I read them a full funny book of rhymes about animals. They both giggled and wiggled. And contributed. They were quiet when I lowered my voice to whisker read. They laughed and seemed to love every minute of our evening together. But by the time the lights are out, I am Spent.
And they still push. Push those boundaries. With their neediness, their demands, their wants.
I want to run out of the room. But I stay. Because ivy pleads with me. I do t always have it in me. But tonight I stay. Again.
Jackie wrestle in bed, until she finds her spot. Ivy whistles with rough her nose, making snaking sounds with her lips. They both yawn with the voice, and then turn the other side, the thousand time.
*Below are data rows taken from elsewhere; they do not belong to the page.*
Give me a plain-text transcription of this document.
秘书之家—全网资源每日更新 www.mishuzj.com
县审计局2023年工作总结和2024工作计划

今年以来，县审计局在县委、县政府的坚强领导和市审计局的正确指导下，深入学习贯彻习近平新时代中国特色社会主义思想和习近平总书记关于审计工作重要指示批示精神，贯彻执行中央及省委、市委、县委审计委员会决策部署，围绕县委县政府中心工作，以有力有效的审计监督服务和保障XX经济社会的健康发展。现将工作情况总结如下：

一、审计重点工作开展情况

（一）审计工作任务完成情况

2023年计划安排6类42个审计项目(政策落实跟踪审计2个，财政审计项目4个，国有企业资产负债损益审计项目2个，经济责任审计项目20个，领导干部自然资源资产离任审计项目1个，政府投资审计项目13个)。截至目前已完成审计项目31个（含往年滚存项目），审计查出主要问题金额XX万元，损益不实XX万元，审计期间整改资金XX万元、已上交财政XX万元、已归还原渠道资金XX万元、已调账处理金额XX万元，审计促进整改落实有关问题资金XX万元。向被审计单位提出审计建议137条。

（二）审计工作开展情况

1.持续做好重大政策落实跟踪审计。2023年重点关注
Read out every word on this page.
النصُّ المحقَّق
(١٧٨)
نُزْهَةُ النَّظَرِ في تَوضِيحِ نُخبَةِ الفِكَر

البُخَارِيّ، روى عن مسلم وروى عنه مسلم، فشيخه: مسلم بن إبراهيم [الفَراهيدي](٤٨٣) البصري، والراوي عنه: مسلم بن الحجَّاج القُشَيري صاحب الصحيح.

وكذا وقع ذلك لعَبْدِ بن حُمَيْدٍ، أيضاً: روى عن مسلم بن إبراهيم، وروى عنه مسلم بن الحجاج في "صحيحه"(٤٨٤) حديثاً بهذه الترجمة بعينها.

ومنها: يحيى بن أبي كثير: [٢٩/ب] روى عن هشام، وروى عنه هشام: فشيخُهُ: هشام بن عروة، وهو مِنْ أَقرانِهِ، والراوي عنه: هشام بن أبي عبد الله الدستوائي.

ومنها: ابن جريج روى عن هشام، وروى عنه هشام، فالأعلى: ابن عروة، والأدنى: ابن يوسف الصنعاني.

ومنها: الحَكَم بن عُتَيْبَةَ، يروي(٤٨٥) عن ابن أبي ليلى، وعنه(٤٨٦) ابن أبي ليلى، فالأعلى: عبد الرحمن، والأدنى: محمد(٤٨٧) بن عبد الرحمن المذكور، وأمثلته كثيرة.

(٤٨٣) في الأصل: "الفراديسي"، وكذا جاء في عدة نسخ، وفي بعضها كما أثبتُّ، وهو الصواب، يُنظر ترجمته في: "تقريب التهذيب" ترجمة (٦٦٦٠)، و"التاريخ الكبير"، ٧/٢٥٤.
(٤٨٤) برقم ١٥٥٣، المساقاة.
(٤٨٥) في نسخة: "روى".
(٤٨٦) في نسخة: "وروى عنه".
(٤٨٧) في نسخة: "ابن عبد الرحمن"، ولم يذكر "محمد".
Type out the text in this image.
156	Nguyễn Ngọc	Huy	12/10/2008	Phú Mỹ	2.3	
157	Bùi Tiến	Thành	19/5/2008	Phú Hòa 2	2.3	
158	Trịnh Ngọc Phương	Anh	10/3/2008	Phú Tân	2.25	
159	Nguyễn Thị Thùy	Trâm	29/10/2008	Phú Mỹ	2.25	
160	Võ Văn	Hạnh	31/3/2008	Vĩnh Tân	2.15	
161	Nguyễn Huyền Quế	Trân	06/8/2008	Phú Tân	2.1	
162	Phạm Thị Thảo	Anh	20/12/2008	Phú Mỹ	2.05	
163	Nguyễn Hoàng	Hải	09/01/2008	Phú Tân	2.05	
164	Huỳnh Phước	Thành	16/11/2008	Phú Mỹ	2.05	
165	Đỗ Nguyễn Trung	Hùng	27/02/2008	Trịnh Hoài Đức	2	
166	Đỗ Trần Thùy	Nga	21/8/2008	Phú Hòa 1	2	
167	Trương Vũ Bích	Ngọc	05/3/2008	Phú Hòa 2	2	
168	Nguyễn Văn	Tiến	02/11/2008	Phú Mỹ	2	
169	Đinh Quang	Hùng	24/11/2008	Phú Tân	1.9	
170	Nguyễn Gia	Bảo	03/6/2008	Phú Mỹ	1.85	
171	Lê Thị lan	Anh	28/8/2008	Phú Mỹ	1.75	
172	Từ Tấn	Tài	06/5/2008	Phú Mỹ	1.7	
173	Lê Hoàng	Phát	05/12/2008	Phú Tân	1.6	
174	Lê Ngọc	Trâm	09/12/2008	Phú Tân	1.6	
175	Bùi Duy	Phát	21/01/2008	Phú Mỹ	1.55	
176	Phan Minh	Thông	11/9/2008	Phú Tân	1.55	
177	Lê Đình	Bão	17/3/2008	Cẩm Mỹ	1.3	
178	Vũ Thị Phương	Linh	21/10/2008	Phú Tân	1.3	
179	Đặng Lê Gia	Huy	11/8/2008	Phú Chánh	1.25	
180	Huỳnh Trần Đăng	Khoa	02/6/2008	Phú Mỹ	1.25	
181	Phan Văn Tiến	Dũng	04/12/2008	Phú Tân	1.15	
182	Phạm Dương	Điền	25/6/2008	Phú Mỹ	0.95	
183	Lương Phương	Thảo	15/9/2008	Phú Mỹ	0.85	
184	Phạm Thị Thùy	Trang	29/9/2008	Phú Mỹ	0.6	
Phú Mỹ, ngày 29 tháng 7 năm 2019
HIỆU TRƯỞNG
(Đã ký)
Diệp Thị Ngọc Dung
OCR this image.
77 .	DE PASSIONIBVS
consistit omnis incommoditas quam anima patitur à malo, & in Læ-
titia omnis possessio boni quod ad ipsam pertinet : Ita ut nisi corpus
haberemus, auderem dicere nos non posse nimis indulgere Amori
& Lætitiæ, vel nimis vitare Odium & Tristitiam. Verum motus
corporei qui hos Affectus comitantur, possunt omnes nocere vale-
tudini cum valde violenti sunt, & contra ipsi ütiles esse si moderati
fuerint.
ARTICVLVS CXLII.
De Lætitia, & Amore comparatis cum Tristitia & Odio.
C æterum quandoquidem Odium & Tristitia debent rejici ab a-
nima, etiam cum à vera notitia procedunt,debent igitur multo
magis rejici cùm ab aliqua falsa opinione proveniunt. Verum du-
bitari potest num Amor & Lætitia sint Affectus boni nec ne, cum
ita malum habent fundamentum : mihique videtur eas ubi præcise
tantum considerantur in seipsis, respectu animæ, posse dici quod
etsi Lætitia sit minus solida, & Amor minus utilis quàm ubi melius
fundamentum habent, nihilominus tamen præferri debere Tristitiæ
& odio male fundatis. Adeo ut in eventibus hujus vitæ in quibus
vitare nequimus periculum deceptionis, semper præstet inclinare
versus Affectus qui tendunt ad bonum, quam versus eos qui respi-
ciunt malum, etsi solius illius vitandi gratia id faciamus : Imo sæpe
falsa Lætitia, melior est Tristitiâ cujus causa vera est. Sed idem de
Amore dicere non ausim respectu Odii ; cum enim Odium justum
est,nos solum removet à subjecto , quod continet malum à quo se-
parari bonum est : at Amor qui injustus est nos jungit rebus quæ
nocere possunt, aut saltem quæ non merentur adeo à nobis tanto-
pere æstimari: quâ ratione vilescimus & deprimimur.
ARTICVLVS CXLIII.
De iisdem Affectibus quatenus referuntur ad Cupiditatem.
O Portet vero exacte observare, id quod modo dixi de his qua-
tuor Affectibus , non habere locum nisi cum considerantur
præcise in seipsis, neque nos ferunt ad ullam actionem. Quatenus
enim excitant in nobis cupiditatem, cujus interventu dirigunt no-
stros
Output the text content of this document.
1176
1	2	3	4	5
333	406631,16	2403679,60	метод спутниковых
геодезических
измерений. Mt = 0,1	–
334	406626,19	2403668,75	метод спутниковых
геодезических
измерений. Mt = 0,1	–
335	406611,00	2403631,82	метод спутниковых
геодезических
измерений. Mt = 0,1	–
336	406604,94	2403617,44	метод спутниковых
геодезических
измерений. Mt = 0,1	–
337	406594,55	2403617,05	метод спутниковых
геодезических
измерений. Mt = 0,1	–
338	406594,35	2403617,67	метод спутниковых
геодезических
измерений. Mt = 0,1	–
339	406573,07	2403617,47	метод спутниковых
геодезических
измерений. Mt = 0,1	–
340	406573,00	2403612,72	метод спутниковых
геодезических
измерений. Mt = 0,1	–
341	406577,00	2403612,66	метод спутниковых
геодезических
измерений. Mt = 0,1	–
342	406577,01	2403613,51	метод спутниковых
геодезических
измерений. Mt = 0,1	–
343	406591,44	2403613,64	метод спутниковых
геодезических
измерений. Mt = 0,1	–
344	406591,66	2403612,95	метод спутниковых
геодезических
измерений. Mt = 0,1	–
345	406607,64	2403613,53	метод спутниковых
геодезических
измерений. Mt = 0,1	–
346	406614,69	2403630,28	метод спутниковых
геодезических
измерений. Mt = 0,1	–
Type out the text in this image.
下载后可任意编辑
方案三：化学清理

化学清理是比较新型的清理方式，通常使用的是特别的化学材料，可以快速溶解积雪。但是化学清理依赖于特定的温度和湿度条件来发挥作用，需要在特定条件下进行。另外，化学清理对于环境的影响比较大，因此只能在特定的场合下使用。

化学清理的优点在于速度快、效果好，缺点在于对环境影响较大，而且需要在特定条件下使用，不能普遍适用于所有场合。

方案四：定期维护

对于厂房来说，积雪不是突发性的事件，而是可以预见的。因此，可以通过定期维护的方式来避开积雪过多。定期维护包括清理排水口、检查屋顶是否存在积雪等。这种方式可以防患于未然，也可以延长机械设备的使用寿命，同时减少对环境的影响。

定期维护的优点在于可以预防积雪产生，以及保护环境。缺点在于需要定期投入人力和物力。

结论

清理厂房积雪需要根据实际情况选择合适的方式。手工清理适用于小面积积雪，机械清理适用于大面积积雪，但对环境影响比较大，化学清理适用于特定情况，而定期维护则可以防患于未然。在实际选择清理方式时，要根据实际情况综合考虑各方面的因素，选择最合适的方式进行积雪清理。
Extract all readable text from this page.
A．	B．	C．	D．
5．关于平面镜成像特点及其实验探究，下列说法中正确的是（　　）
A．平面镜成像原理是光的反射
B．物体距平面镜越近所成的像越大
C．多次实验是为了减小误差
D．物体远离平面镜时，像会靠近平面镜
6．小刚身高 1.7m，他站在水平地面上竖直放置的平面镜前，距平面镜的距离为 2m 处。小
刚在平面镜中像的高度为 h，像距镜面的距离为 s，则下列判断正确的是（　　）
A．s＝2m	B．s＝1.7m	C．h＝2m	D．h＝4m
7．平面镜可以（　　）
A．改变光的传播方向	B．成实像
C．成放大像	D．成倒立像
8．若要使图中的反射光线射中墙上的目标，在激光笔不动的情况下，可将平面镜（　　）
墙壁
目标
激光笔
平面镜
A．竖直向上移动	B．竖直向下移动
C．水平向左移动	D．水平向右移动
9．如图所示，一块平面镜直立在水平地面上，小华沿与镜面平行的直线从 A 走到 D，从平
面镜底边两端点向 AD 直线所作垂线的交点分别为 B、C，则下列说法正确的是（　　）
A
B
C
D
I bite my tongue. I pray I can make it through the evening without losing my temper. They want me there, to wait with them to fall asleep, but they make all the annoying sounds a person can make. Together. They find things to complain about. As if my purpose in life is to find excuses for everything that doesn’t suit them. I pray. I pray for them and i pray for my parenting. That I wouldn’t lose my mind or my temper during these trying times. I know they do t do it on purpose. But they sure push buttons. All the buttons. When they are tired, hungry, overstimulated. And I take it all in, ne transform it, and helps them process and understand life.
Tonight I made it. I prayed for dear life. And we all made it. I wrote this with mint tea in my hand. Grateful.